Сгоревший Тихий лес и стылый запах гари над “Тишиной”.

Ко всему этом Рита Викентьева, надежная, компетентная и приятная, приложила руку, даже если она не является той самой таинственной наставницей Ирины Святиной.

Ведьм на записи я опознала сразу.

Камера смотрела сверху из-за плеча администратора на стойку и посетителей, и их лица были хорошо различимы. Выражение, с которым первая из вошедших обменивалась приветствиями с Ритой, были очень характерными — так смотрят не на персонал базы отдыха, где бывают раз-два в квартал, так смотрят на собственного подчиненного, которого давно, хоть и не очень близко, знают.

Я остановила ускоренный просмотр и отмотала запись чуть назад, чтобы начать смотреть с того момента, как компания вошла, запомнила время на бегунке, и нажала “плэй”.

Четыре человека, все женщины.

Внимательно всматриваясь в запись, пока ведьмы по очереди предъявляли паспорта администратору, я пыталась найти известные мне лица — но без особого успеха. Вот эта статная брюнетка, в возрасте “под тридцать”, который у таких ухоженных дам сохраняется лет до пятидесяти, выглядит, вроде, знакомой. И вон ту крашеную блондинку я, кажется, где-то видела… Всё. На этом мои успехи в опознании исчерпались.

Проверки ради я загрузила запись с той камеры, что смотрела на дорожки, ведущие к триаде “барсук-лось-глухарь”, вбила время с концовки предыдущего видео — и да, вскоре под камерами прошла знакомая верхняя одежда, в комплекте четыре штуки, свернула на нужное ответвление. Вернувшись к первой записи, я аккуратно вырезала кусок видео с лицами нужных гостий. Вернутся мужики — сдам.

— Что-то нашла? — Ольга оторвалась от своего ноута.

— Да, — я вздохнула, и повернула монитор так, чтобы ей было лучше видно. — Но четыре человека на три домика — это очень мало. Надо дальше смотреть.

— Ага, а пока ты отвлеклась, расскажи-ка мне, что на этих фотографиях?

Теперь уже я тянулась к чужому монитору, а Ольга разворачивала его ко мне.

— Ну, это мы приехали домой из роддома, и пересчитываем детей, — прокомментировала я трех красных червячков на своей кровати. — Это — Оля голову держать начала… Ой, нет, это Ярик. Или это Стасик? Не, точно Ярик! Это кто-то из мальчишек из манежки сбежать пытается — с этого ракурса не разберу, кто. Но скорее всего, Ярик, у него с детства исследовательское шило свербит. Тут мы с Адой Олю ходить учим. В кадре не видно, но остальные двое в этот момент орут. А здесь…

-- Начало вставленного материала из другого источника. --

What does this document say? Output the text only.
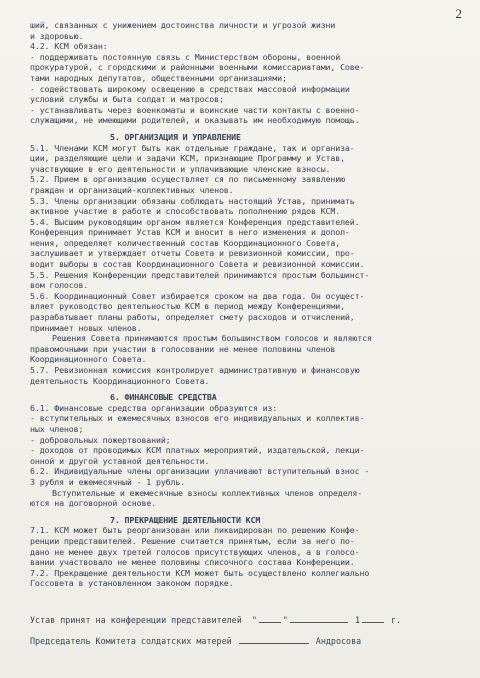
2
ший, связанных с унижением достоинства личности и угрозой жизни
и здоровью.
4.2. КСМ обязан:
- поддерживать постоянную связь с Министерством обороны, военной
прокуратурой, с городскими и районными военными комиссариатами, Сове-
тами народных депутатов, общественными организациями;
- содействовать широкому освещению в средствах массовой информации
условий службы и быта солдат и матросов;
- устанавливать через военкоматы и воинские части контакты с военно-
служащими, не имеющими родителей, и оказывать им необходимую помощь.
5. ОРГАНИЗАЦИЯ И УПРАВЛЕНИЕ
5.1. Членами КСМ могут быть как отдельные граждане, так и организа-
ции, разделяющие цели и задачи КСМ, признающие Программу и Устав,
участвующие в его деятельности и уплачивающие членские взносы.
5.2. Прием в организацию осуществляет ся по письменному заявлению
граждан и организаций-коллективных членов.
5.3. Члены организации обязаны соблюдать настоящий Устав, принимать
активное участие в работе и способствовать пополнению рядов КСМ.
5.4. Высшим руководящим органом является Конференция представителей.
Конференция принимает Устав КСМ и вносит в него изменения и допол-
нения, определяет количественный состав Координационного Совета,
заслушивает и утверждает отчеты Совета и ревизионной комиссии, про-
водит выборы в состав Координационного Совета и ревизионной комиссии.
5.5. Решения Конференции представителей принимаются простым большинст-
вом голосов.
5.6. Координационный Совет избирается сроком на два года. Он осущест-
вляет руководство деятельностью КСМ в период между Конференциями,
разрабатывает планы работы, определяет смету расходов и отчислений,
принимает новых членов.
Решения Совета принимаются простым большинством голосов и являются
правомочными при участии в голосовании не менее половины членов
Координационного Совета.
5.7. Ревизионная комиссия контролирует административную и финансовую
деятельность Координационного Совета.
6. ФИНАНСОВЫЕ СРЕДСТВА
6.1. Финансовые средства организации образуются из:
- вступительных и ежемесячных взносов его индивидуальных и коллектив-
ных членов;
- добровольных пожертвований;
- доходов от проводимых КСМ платных мероприятий, издательской, лекци-
онной и другой уставной деятельности.
6.2. Индивидуальные члены организации уплачивают вступительный взнос -
3 рубля и ежемесячный - 1 рубль.
Вступительные и ежемесячные взносы коллективных членов определя-
ются на договорной основе.
7. ПРЕКРАЩЕНИЕ ДЕЯТЕЛЬНОСТИ КСМ
7.1. КСМ может быть реорганизован или ликвидирован по решению Конфе-
ренции представителей. Решение считается принятым, если за него по-
дано не менее двух третей голосов присутствующих членов, а в голосо-
вании участвовало не менее половины списочного состава Конференции.
7.2. Прекращение деятельности КСМ может быть осуществлено коллегиально
Госсовета в установленном законом порядке.
Устав принят на конференции представителей  "	"	1	г.
Председатель Комитета солдатских матерей	Андросова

Печатала Ольга быстро, десятипальцевым методом, подписывая снимки практически с той же скоростью, с какой я их комментировала, а в углу мессенджера в параллельно прирастали циферки непрочитанных сообщений.

По мере отправки снимков счетчик обнулялся, но количество сообщений росло с такой скоростью, что было очевидно: чат семейный, и он бурлит.

Ольга со скоростью пулемета участвовала в переписке.

Я вздохнула, и вернулась к просмотру, правда, изменив порядок действий: теперь я решила сначала просматривать камеру с тропинки к домикам, и уже по времени на ней искать нужные куски на ресепшене. Так выйдет быстрее и надежней, чем по выражениям лиц отгадывать, “ведьма ты, али не ведьма”, как говаривал Высоцкий.

— Оль, а что это за отпуск у Мирослава такой странный? — между делом спросила я, старательно пялясь в ускоренную прокрутку видеозаписи пустой дорожки.

— Какой — странный? — подняла голову от ноутбука Шильцева, где как раз загружалась очередная пачка фотографий.

— Ну… гопницкий! И вообще, расскажи мне про него.

— А-а-а! — радостно протянула любящая сестра, и лицо ее озарила наиковарнейшая из улыбок. — Сейчас!

И в мессенджер улетело сообщение: “Мам, пришли мне фотографий Мирослава в юности, ну тех, которые ты не любишь!”

— Мир у нас в семье бунтарь! — осчастливила меня Ольга. И я одарила ее сомневающимся взглядом “кто бы говорил, мисс Рогнеда”. — Нас у родителей трое, Всеволод, старший, ему сейчас сорок восемь, долго был единственным ребенком, а ты знаешь, у нас это редкость, родители уже почти и не надеялись, что получится еще кто-то, поэтому вложились в единственное чадо конкретно так, вырос чудо, а не сын, по всем фронтам идеальный. А потом родились мы. И на наше воспитание сил у мамы с папой уже не хватило, поэтому что получилось, то получилось.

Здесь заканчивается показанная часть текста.